Date: 2008-04-14 04:51 pm (UTC)
From: [identity profile] amazingadrian.livejournal.com
The way things are going now, the world economy is slowing down anyways. It almost seems like we've reached our peak, and now have to decline a bit before we can start going up again. I really doubt switching to environmentalism will hurt businesses any more than not-switching will, at this point.

Date: 2008-04-15 04:39 pm (UTC)
From: [identity profile] forsythferret.livejournal.com
Not doing anything about the environmental problems staring at us will definitely cost more than fixing and preventing them. By orders of magnitude.
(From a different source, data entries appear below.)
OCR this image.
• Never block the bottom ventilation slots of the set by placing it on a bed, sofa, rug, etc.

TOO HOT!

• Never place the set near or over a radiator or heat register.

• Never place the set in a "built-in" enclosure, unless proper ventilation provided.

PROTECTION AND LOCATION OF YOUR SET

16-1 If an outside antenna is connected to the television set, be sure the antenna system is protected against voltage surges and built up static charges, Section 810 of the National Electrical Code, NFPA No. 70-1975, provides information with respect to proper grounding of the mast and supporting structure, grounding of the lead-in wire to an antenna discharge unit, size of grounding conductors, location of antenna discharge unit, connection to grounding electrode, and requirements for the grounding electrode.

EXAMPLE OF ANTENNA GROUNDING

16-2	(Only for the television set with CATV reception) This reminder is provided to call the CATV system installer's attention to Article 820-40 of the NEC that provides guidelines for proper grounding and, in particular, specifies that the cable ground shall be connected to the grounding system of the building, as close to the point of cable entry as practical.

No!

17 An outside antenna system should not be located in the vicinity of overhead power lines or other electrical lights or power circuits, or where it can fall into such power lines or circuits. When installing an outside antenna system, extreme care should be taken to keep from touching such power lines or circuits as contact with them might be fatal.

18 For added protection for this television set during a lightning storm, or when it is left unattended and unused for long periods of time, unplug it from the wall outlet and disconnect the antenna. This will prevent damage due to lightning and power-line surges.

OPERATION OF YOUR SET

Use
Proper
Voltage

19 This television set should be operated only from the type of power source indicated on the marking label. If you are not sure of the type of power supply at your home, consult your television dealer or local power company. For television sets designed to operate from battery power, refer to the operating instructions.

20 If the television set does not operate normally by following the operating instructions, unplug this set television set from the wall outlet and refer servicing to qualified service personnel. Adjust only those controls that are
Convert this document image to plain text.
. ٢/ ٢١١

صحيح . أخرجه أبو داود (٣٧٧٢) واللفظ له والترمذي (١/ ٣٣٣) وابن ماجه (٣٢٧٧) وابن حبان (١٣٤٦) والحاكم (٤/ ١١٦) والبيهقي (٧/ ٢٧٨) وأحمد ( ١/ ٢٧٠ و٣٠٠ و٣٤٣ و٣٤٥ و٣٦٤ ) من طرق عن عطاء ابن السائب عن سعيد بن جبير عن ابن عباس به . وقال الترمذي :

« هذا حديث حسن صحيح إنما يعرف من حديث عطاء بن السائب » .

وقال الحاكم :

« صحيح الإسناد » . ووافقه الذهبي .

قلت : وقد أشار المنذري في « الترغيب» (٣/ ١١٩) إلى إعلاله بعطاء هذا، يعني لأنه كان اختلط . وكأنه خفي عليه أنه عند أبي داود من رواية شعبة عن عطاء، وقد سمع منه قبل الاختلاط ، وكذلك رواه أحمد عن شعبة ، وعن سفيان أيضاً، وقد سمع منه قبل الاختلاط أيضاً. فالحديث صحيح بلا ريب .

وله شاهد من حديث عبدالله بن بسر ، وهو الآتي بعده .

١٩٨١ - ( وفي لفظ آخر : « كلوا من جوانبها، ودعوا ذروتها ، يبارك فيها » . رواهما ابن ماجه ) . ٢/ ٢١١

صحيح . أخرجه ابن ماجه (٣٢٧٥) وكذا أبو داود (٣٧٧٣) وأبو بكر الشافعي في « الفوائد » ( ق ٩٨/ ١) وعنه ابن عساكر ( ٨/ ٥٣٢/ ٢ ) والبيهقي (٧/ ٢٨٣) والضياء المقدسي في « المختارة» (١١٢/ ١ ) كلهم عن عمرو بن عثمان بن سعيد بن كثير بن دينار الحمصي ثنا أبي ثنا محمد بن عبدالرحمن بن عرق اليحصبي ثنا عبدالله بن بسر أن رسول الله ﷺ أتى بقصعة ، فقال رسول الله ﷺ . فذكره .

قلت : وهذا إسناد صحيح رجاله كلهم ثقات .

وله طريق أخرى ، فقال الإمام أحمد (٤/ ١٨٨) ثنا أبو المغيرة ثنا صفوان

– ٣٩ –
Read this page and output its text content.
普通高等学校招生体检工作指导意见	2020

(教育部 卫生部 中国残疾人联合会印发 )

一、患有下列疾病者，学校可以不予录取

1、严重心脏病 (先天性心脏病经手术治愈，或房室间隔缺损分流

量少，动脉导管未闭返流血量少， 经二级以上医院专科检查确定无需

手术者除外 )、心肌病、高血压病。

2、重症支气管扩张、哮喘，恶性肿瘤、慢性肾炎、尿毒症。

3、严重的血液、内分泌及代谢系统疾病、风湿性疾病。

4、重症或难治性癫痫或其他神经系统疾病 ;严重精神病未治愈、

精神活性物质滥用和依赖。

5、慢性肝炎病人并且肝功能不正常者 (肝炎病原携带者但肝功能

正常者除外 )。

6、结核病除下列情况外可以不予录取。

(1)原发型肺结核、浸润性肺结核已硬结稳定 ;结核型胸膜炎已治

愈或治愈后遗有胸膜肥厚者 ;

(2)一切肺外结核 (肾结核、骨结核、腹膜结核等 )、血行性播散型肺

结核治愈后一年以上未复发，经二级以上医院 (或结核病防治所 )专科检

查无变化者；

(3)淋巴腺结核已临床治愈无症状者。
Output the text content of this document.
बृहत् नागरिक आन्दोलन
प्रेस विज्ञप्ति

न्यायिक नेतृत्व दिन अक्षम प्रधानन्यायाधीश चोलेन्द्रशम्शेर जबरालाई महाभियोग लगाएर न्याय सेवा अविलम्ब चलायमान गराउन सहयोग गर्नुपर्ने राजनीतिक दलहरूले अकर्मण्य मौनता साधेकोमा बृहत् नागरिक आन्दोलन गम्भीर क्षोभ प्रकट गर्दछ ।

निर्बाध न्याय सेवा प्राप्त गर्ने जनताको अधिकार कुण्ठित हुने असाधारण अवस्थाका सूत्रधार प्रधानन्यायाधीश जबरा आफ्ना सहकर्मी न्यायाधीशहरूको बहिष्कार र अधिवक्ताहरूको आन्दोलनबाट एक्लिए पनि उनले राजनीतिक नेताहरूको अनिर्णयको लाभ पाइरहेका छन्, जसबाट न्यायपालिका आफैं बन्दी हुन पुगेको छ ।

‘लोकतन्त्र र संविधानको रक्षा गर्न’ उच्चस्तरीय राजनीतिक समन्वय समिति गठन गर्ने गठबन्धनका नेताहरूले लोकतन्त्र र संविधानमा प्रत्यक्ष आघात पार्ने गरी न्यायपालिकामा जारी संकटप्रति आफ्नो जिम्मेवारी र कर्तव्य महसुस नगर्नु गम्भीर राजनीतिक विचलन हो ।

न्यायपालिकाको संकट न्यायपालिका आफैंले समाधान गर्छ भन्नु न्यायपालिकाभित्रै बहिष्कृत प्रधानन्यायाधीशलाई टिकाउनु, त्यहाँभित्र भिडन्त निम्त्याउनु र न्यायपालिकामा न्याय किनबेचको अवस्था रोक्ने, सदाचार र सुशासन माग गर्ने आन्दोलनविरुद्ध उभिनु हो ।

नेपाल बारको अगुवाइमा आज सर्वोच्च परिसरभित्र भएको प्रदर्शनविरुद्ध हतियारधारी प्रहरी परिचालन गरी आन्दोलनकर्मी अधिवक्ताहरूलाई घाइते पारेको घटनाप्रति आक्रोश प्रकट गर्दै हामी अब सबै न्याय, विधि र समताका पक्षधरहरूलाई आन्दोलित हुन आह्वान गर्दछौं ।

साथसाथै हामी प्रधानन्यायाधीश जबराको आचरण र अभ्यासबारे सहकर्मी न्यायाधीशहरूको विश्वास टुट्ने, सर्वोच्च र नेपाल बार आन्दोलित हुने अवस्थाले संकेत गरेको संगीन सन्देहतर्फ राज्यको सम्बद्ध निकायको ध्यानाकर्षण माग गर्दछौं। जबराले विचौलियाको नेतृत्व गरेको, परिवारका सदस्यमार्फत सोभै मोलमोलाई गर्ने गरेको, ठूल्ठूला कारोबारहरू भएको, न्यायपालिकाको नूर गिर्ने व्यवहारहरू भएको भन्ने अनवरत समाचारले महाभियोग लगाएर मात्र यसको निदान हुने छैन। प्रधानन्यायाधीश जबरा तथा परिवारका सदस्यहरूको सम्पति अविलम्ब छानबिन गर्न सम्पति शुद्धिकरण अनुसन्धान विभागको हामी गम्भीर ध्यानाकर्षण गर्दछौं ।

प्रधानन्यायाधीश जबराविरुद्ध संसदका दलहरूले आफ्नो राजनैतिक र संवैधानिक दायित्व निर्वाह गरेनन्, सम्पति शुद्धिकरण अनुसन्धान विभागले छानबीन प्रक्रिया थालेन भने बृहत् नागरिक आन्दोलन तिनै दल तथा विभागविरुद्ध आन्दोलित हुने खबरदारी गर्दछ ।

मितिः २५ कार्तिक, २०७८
The disruptions that will be caused by massive climate change alone will cost untold amounts of money and cause untold amounts of misery and possibly death.

And that's why the "Environmentalists hate the poor!" crap that polluters push is also crap. Because guess what, the costs of these catastrophes will fall hardest on the poor too.

Date: 2008-04-15 09:05 pm (UTC)
From: [identity profile] amazingadrian.livejournal.com
Oh yeah, definitely.

Nobody is sure what we can and can't do in regards to climate change. We might be able to prevent it, we might not. It isn't even a sure thing that humans are playing a part in it (though yeah, I wouldn't be at all surprised if we were).

Still, the more businesses that operate pro actively in regards to environmentalism, the better things will be for everyone in the long run. And yeah, that's a load of beans if I ever saw one. The poor as a group are affected strongly by everything. We're seeing some of that now with rising food prices.

Date: 2008-04-16 04:55 pm (UTC)
From: [identity profile] forsythferret.livejournal.com
Well, preventing it is kind of beside the point. Temperatures have already risen, the climate is already changing. What we can do now is hopefully prevent it from hitting a tipping point that reinforces things like glacial melting, droughts, etc, and warms the world more, and throws off all the systems that we rely on for water, food, and air.

The question of if humans are playing a role has been pretty much settled for years in every study not funded by the fossil fuel industry. The CO2 and NO2 and other gasses we're putting into the air are trapping more heat, which puts more energy into the weather system, which means the weather gets more extreme and warmer on the whole.

There's many things we can do, and most of them are not all that expensive on their own. And many many times cheaper than the refugee crises, massive relocations, starvation, extinctions, and so on that could result if we allow temperatures to increase unchecked.